Why this matters now
The first enforcement window for the EU AI Act general-purpose AI obligations opens on May 15, 2026. After that date, any organization deploying or providing GPAI services to users in the EU is subject to the Act transparency, documentation, and governance requirements, with fines that can reach 15 million euros or 3% of global annual turnover, whichever is higher.
For legal teams at multinational firms and corporate clients, the window for we will figure it out later closed about six months ago.
The seven workstreams
1. AI inventory. Every AI system in use across the organization, classified by AI Act risk tier. This includes shadow IT: Copilot in Word, ChatGPT browser sessions, embedded AI features in existing SaaS. If you do not have this inventory, you do not have compliance.
2. Data governance and provenance. Documentation of training data sources, licensing, and any high-risk personal data exposure. The Act Article 10 obligations are not aspirational.
3. Human oversight specifications. For each high-risk system, a documented human-in-the-loop protocol with named accountable individuals.
4. Transparency and disclosure. User-facing disclosure of AI involvement in decisions. This is not just a footer, it is a structured workflow.
5. Bias testing and ongoing monitoring. Pre-deployment evaluation plus continuous post-deployment monitoring with documented thresholds.
6. Incident response and reporting. Article 73 requires serious-incident reporting to authorities within tight timelines. You need the workflow before you need it.
7. Vendor due diligence.

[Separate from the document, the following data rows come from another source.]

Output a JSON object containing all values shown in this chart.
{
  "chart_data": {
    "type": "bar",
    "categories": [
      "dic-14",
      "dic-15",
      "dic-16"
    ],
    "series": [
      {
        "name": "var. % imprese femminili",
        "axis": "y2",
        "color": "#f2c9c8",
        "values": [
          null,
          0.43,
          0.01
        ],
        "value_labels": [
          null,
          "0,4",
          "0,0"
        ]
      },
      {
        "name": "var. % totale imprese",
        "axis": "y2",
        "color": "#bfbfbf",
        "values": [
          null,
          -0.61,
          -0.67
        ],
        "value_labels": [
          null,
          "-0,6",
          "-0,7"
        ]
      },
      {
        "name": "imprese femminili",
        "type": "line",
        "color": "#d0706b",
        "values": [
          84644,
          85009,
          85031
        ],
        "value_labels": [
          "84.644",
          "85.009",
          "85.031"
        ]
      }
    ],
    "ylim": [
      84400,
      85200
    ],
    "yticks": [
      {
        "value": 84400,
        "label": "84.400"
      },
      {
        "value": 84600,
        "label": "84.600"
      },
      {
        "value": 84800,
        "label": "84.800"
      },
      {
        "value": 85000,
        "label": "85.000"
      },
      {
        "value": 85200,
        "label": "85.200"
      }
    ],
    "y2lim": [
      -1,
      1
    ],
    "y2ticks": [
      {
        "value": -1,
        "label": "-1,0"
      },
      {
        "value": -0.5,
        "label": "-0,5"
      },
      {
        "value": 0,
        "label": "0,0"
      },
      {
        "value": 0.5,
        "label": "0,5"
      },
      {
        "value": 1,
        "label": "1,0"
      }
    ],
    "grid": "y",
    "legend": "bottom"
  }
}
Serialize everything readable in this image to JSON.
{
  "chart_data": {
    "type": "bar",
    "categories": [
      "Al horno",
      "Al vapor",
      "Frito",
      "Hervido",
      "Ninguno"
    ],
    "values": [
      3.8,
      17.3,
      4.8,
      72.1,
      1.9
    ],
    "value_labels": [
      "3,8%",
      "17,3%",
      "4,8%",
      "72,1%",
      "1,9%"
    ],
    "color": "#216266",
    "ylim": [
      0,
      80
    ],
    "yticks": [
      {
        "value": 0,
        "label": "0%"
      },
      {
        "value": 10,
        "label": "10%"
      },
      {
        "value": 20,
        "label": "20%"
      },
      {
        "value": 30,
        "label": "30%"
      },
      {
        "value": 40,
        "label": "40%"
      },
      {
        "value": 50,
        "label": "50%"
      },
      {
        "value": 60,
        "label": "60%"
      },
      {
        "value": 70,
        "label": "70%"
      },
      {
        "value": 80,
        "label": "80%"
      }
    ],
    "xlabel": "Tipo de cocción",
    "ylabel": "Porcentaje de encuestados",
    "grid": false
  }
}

Contractual flow-down of Act obligations to AI vendors. Most existing SaaS contracts do not satisfy this.
The realistic timeline
A team starting today, with executive support and budget, can plausibly stand up workstreams 1, 3, 4, and 6 by the May enforcement window. Workstreams 2, 5, and 7 are 6-9 month builds.
For teams that have not started: the realistic path is to prioritize incident-response and high-risk-system documentation, and accept that bias testing and full vendor flow-down will land later in 2026.